Formation : la réponse de Philippe Poutou au courrier de SUD FPA

Réponse à Sud FPA Solidaires

Bonsoir, J'ai pris connaissance de votre courrier et des revendications que vous portez concernant la formation professionnelle. Je les partage entièrement. Et je suis effectivement pour l’abrogation des lois de décentralisation de la formation professionnelle et le retour à l’entière responsabilité de l’Etat dans cette compétence essentielle et dans son financement. Je me prononce également pour l'arrêt de toute subvention au secteur privé, aux entreprises, aux lycées privés, à la formation professionnelle contrôlée par le patronat, et également pour la récupération des fonds publics versés aux entreprises qui ont licencié.

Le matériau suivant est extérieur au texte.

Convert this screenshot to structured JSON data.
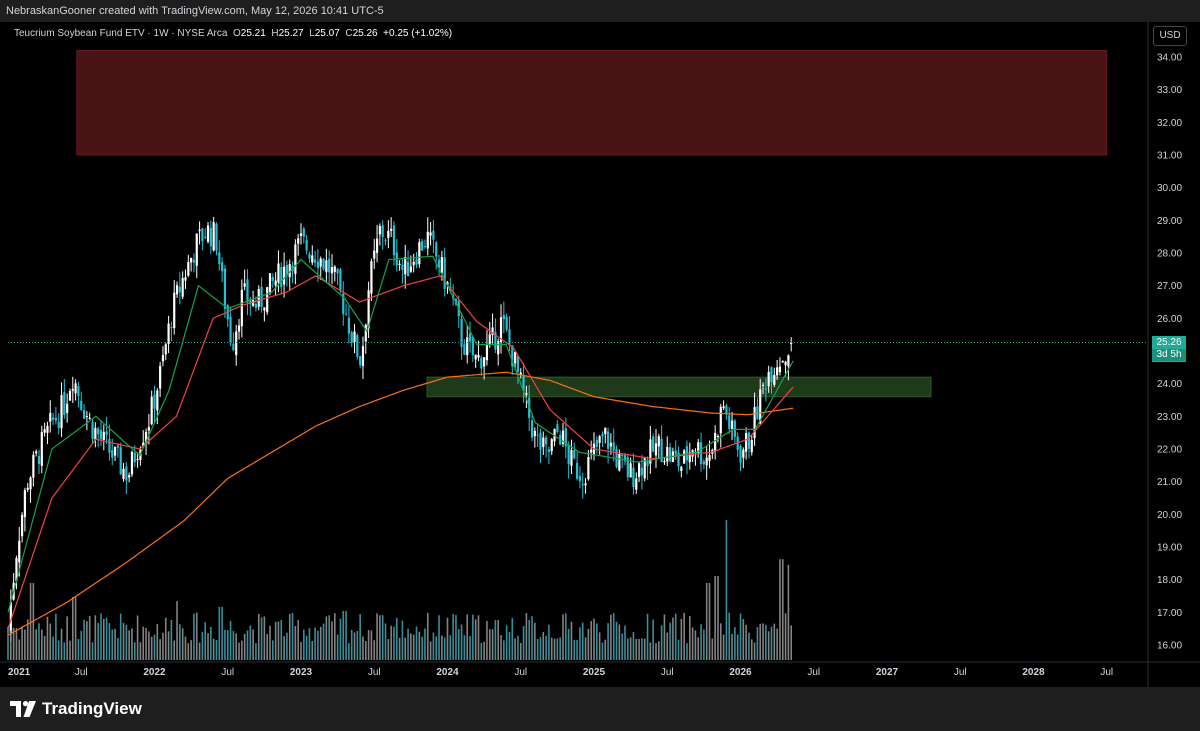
{
  "header": {
    "attribution": "NebraskanGooner created with TradingView.com, May 12, 2026 10:41 UTC-5"
  },
  "legend": {
    "symbol": "Teucrium Soybean Fund ETV · 1W · NYSE Arca",
    "open_label": "O",
    "open": "25.21",
    "high_label": "H",
    "high": "25.27",
    "low_label": "L",
    "low": "25.07",
    "close_label": "C",
    "close": "25.26",
    "change": "+0.25 (+1.02%)"
  },
  "currency_button": "USD",
  "last_price": {
    "value": "25.26",
    "countdown": "3d 5h"
  },
  "footer": {
    "brand": "TradingView"
  },
  "colors": {
    "up": "#ffffff",
    "down": "#22c2d6",
    "ema_fast": "#16a34a",
    "ema_mid": "#ef4444",
    "ema_slow": "#f97316",
    "resistance_zone": "#4a1417",
    "support_zone": "#1e3a1a"
  },
  "chart_data": {
    "type": "candlestick",
    "title": "",
    "y_ticks": [
      "34.00",
      "33.00",
      "32.00",
      "31.00",
      "30.00",
      "29.00",
      "28.00",
      "27.00",
      "26.00",
      "25.00",
      "24.00",
      "23.00",
      "22.00",
      "21.00",
      "20.00",
      "19.00",
      "18.00",
      "17.00",
      "16.00"
    ],
    "ylim": [
      15.75,
      34.35
    ],
    "x_ticks": [
      "2021",
      "Jul",
      "2022",
      "Jul",
      "2023",
      "Jul",
      "2024",
      "Jul",
      "2025",
      "Jul",
      "2026",
      "Jul",
      "2027",
      "Jul",
      "2028",
      "Jul"
    ],
    "x_tick_years": [
      2021.0,
      2021.5,
      2022.0,
      2022.5,
      2023.0,
      2023.5,
      2024.0,
      2024.5,
      2025.0,
      2025.5,
      2026.0,
      2026.5,
      2027.0,
      2027.5,
      2028.0,
      2028.5
    ],
    "xlim": [
      2021.0,
      2028.6
    ],
    "zones": [
      {
        "name": "resistance",
        "t0": 2021.47,
        "t1": 2028.5,
        "y0": 31.0,
        "y1": 34.2
      },
      {
        "name": "support",
        "t0": 2023.86,
        "t1": 2027.3,
        "y0": 23.6,
        "y1": 24.2
      }
    ],
    "price_keypoints": [
      [
        2021.0,
        16.5
      ],
      [
        2021.06,
        19.0
      ],
      [
        2021.13,
        21.0
      ],
      [
        2021.22,
        22.0
      ],
      [
        2021.3,
        22.8
      ],
      [
        2021.38,
        23.3
      ],
      [
        2021.44,
        24.3
      ],
      [
        2021.5,
        23.5
      ],
      [
        2021.56,
        22.8
      ],
      [
        2021.65,
        22.2
      ],
      [
        2021.75,
        21.6
      ],
      [
        2021.82,
        21.2
      ],
      [
        2021.9,
        22.3
      ],
      [
        2021.97,
        23.0
      ],
      [
        2022.05,
        24.5
      ],
      [
        2022.12,
        26.2
      ],
      [
        2022.2,
        27.3
      ],
      [
        2022.28,
        28.2
      ],
      [
        2022.35,
        28.7
      ],
      [
        2022.42,
        28.5
      ],
      [
        2022.47,
        26.8
      ],
      [
        2022.53,
        25.2
      ],
      [
        2022.6,
        26.7
      ],
      [
        2022.7,
        26.4
      ],
      [
        2022.8,
        27.0
      ],
      [
        2022.9,
        27.6
      ],
      [
        2023.0,
        28.3
      ],
      [
        2023.1,
        28.0
      ],
      [
        2023.2,
        27.5
      ],
      [
        2023.28,
        26.6
      ],
      [
        2023.36,
        25.3
      ],
      [
        2023.41,
        24.7
      ],
      [
        2023.46,
        26.9
      ],
      [
        2023.54,
        28.7
      ],
      [
        2023.62,
        28.4
      ],
      [
        2023.7,
        27.4
      ],
      [
        2023.78,
        28.0
      ],
      [
        2023.86,
        28.5
      ],
      [
        2023.95,
        27.6
      ],
      [
        2024.03,
        26.6
      ],
      [
        2024.1,
        25.3
      ],
      [
        2024.2,
        24.7
      ],
      [
        2024.3,
        25.2
      ],
      [
        2024.37,
        25.9
      ],
      [
        2024.45,
        24.8
      ],
      [
        2024.52,
        23.6
      ],
      [
        2024.6,
        22.3
      ],
      [
        2024.68,
        21.8
      ],
      [
        2024.76,
        22.6
      ],
      [
        2024.84,
        21.6
      ],
      [
        2024.92,
        21.2
      ],
      [
        2025.0,
        21.9
      ],
      [
        2025.08,
        22.4
      ],
      [
        2025.18,
        21.5
      ],
      [
        2025.26,
        21.2
      ],
      [
        2025.35,
        21.7
      ],
      [
        2025.44,
        22.1
      ],
      [
        2025.52,
        21.8
      ],
      [
        2025.6,
        21.5
      ],
      [
        2025.68,
        22.2
      ],
      [
        2025.76,
        21.7
      ],
      [
        2025.82,
        22.2
      ],
      [
        2025.88,
        23.4
      ],
      [
        2025.94,
        22.5
      ],
      [
        2026.0,
        21.9
      ],
      [
        2026.06,
        22.3
      ],
      [
        2026.12,
        23.3
      ],
      [
        2026.18,
        24.3
      ],
      [
        2026.25,
        24.7
      ],
      [
        2026.31,
        24.9
      ],
      [
        2026.36,
        25.26
      ]
    ],
    "ema_fast_keypoints": [
      [
        2021.0,
        17.0
      ],
      [
        2021.3,
        22.0
      ],
      [
        2021.6,
        23.0
      ],
      [
        2021.9,
        21.8
      ],
      [
        2022.1,
        23.8
      ],
      [
        2022.3,
        27.0
      ],
      [
        2022.5,
        26.3
      ],
      [
        2022.8,
        26.8
      ],
      [
        2023.0,
        27.8
      ],
      [
        2023.3,
        26.6
      ],
      [
        2023.45,
        25.6
      ],
      [
        2023.6,
        27.8
      ],
      [
        2023.9,
        27.9
      ],
      [
        2024.2,
        25.2
      ],
      [
        2024.4,
        25.2
      ],
      [
        2024.6,
        22.8
      ],
      [
        2024.9,
        21.9
      ],
      [
        2025.3,
        21.6
      ],
      [
        2025.7,
        21.9
      ],
      [
        2025.95,
        22.6
      ],
      [
        2026.1,
        22.6
      ],
      [
        2026.36,
        24.7
      ]
    ],
    "ema_mid_keypoints": [
      [
        2021.0,
        16.5
      ],
      [
        2021.3,
        20.5
      ],
      [
        2021.6,
        22.3
      ],
      [
        2021.9,
        22.0
      ],
      [
        2022.15,
        23.0
      ],
      [
        2022.4,
        26.0
      ],
      [
        2022.6,
        26.4
      ],
      [
        2022.9,
        26.8
      ],
      [
        2023.1,
        27.3
      ],
      [
        2023.4,
        26.5
      ],
      [
        2023.7,
        27.0
      ],
      [
        2023.95,
        27.3
      ],
      [
        2024.2,
        25.9
      ],
      [
        2024.45,
        25.1
      ],
      [
        2024.7,
        23.2
      ],
      [
        2025.0,
        22.0
      ],
      [
        2025.4,
        21.7
      ],
      [
        2025.8,
        21.9
      ],
      [
        2026.05,
        22.3
      ],
      [
        2026.36,
        23.9
      ]
    ],
    "ema_slow_keypoints": [
      [
        2021.0,
        16.3
      ],
      [
        2021.4,
        17.3
      ],
      [
        2021.8,
        18.5
      ],
      [
        2022.2,
        19.8
      ],
      [
        2022.5,
        21.1
      ],
      [
        2022.8,
        21.9
      ],
      [
        2023.1,
        22.7
      ],
      [
        2023.4,
        23.3
      ],
      [
        2023.7,
        23.8
      ],
      [
        2024.0,
        24.2
      ],
      [
        2024.4,
        24.35
      ],
      [
        2024.7,
        24.1
      ],
      [
        2025.0,
        23.6
      ],
      [
        2025.4,
        23.3
      ],
      [
        2025.8,
        23.1
      ],
      [
        2026.05,
        23.05
      ],
      [
        2026.36,
        23.25
      ]
    ],
    "volume_spikes": [
      [
        2021.16,
        0.55
      ],
      [
        2021.45,
        0.45
      ],
      [
        2022.15,
        0.42
      ],
      [
        2022.45,
        0.38
      ],
      [
        2023.3,
        0.35
      ],
      [
        2023.55,
        0.32
      ],
      [
        2024.3,
        0.22
      ],
      [
        2025.3,
        0.15
      ],
      [
        2025.78,
        0.55
      ],
      [
        2025.84,
        0.6
      ],
      [
        2025.9,
        1.0
      ],
      [
        2026.28,
        0.72
      ],
      [
        2026.33,
        0.68
      ]
    ]
  }
}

Aujourd’hui, le patronat et les gouvernements successifs, qu'ils soient de droite ou socialistes parlent d'« employabilité »... L’employabilité n’est pas un concept scientifique, c’est le point d’arrivée d’une construction idéologique entamée par le néolibéralisme à la fin du siècle dernier. Pour les tenants de cette nouvelle orthodoxie, c’est à chaque individu d’entretenir sa propre employabilité, à chacun d’être entrepreneur de son parcours professionnel sur un marché du travail définitivement instable. L’employabilité est donc cet attribut personnel que le nouveau « sujet entrepreneurial » doit s’efforcer d’auto-entretenir par le recours à la formation professionnelle.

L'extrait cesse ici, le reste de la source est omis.